Los exégetas oficiales del Gobierno abogan por la constitucionalidad de la intención. El radical José Ricardo Ascárate se enoja ante la interpretación. "Los mirandistas acomodan las leyes a su antojo y paladar", afirma.
La pelea por la juridicidad del asunto puede derivar en un conflicto que enrede a la Corte Suprema de Justicia. "Es una maniobra para garantizar la impunidad", aseveró el ex ministro Clímaco de la Peña, desde otra perspectiva. El decreto que firmará Miranda limitará la elección a los cargos de gobernador y vicegobernador.
Su reelección para el cargo está descartada por ese texto, porque hasta entonces persistirá la prohibición de la Carta del 90 y porque decidió retirarse de la vida política, según anunció en LA GACETA. Y si la votación del binomio presidencial se postergara para después del 27 de abril, la de la fórmula gubernativa seguiría igual destino.
La sorpresiva revelación de Miranda causó desconcierto, sorpresa y desconfianza en el peronismo y en las fuerzas de la oposición. En rigor, abundan las razones que justifican las visiones. encontradas.
El esquema que defiende Miranda dejará al gobernador electo en condiciones políticas de digitar las listas de candidatos a legisladores, intendentes, concejales y comisionados comunales desde una posición de fuerza indiscutible. La experiencia de las Legislaturas atomizadas de los gobiernos de Ramón Ortega, Antonio Bussi y Miranda gravita en el diseño de esa teoría, que algunos adjudican a la influencia intelectual del senador Alperovich.
Desde idéntica plataforma podrá incidir en la selección de los postulantes a diputados y a senadores nacionales. Eso será posible porque todas esas categorías de puestos electivos se decidirán a cara o cruz en junio de 2003.

La reforma, de pie
Miranda tiró la toalla, pero el proyecto de reformar la Constitución sigue vivo. Guerrero -el bastonero peronista de Alperovich- propone que la elección de los convencionales constituyentes se haga el 27 de abril.

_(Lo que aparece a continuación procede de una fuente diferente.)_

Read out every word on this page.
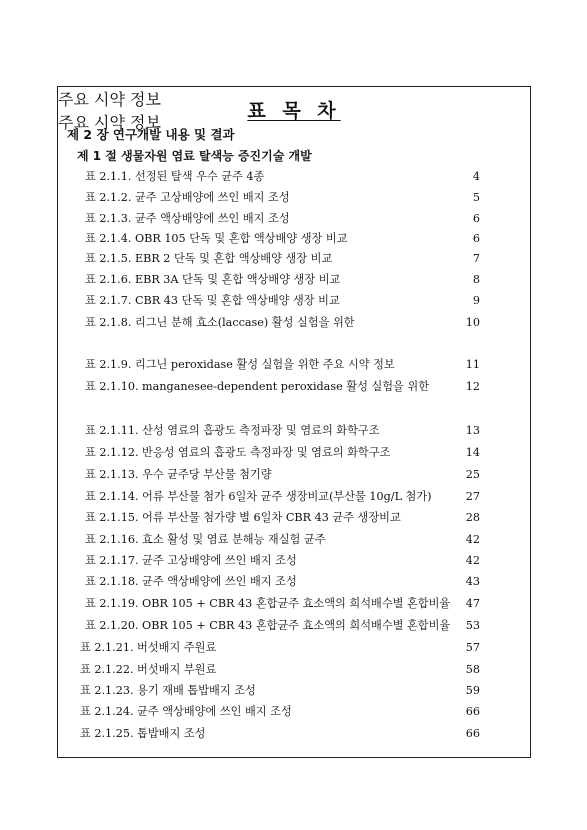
표 목 차
제 2 장 연구개발 내용 및 결과
제 1 절 생물자원 염료 탈색능 증진기술 개발
표 2.1.1. 선정된 탈색 우수 균주 4종	4
표 2.1.2. 균주 고상배양에 쓰인 배지 조성	5
표 2.1.3. 균주 액상배양에 쓰인 배지 조성	6
표 2.1.4. OBR 105 단독 및 혼합 액상배양 생장 비교	6
표 2.1.5. EBR 2 단독 및 혼합 액상배양 생장 비교	7
표 2.1.6. EBR 3A 단독 및 혼합 액상배양 생장 비교	8
표 2.1.7. CBR 43 단독 및 혼합 액상배양 생장 비교	9
표 2.1.8. 리그닌 분해 효소(laccase) 활성 실험을 위한	10
주요 시약 정보
표 2.1.9. 리그닌 peroxidase 활성 실험을 위한 주요 시약 정보	11
표 2.1.10. manganesee-dependent peroxidase 활성 실험을 위한	12
주요 시약 정보
표 2.1.11. 산성 염료의 흡광도 측정파장 및 염료의 화학구조	13
표 2.1.12. 반응성 염료의 흡광도 측정파장 및 염료의 화학구조	14
표 2.1.13. 우수 균주당 부산물 첨기량	25
표 2.1.14. 어류 부산물 첨가 6일차 균주 생장비교(부산물 10g/L 첨가)	27
표 2.1.15. 어류 부산물 첨가량 별 6일차 CBR 43 균주 생장비교	28
표 2.1.16. 효소 활성 및 염료 분해능 재실험 균주	42
표 2.1.17. 균주 고상배양에 쓰인 배지 조성	42
표 2.1.18. 균주 액상배양에 쓰인 배지 조성	43
표 2.1.19. OBR 105 + CBR 43 혼합균주 효소액의 희석배수별 혼합비율 47
표 2.1.20. OBR 105 + CBR 43 혼합균주 효소액의 희석배수별 혼합비율 53
표 2.1.21. 버섯배지 주원료	57
표 2.1.22. 버섯배지 부원료	58
표 2.1.23. 용기 재배 톱밥배지 조성	59
표 2.1.24. 균주 액상배양에 쓰인 배지 조성	66
표 2.1.25. 톱밥배지 조성	66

El planteo es seductor porque aliviaría la presión social sobre los legisladores. La convención constituyente tendrá las manos libres para el desguace total de la Carta Magna. La reelección inmediata de los legisladores y la puesta en comisión de los jueces son dos asuntos que la asamblea constituyente puede decidir. Satisfaría así demandas del personal político en el poder. Podría desaparecer la exigencia del juramento confesional para el gobernador, que no prescribe la Constitución Nacional.
El debate por la sucesión dentro del oficialismo asoma. Al bando de Alperovich se opone el de los mirandistas, que resiste agrupándose bajo el paraguas de Fernando Juri y Osvaldo Jaldo. Cercanos a ellos están Olijela Rivas, Alberto Herrera y otros aliados. La actitud de Miranda y el control del aparato incidirán en la liza. Julio Díaz Lozano y Osvaldo Cirnigliaro pelearán desde afuera. La política toma vida.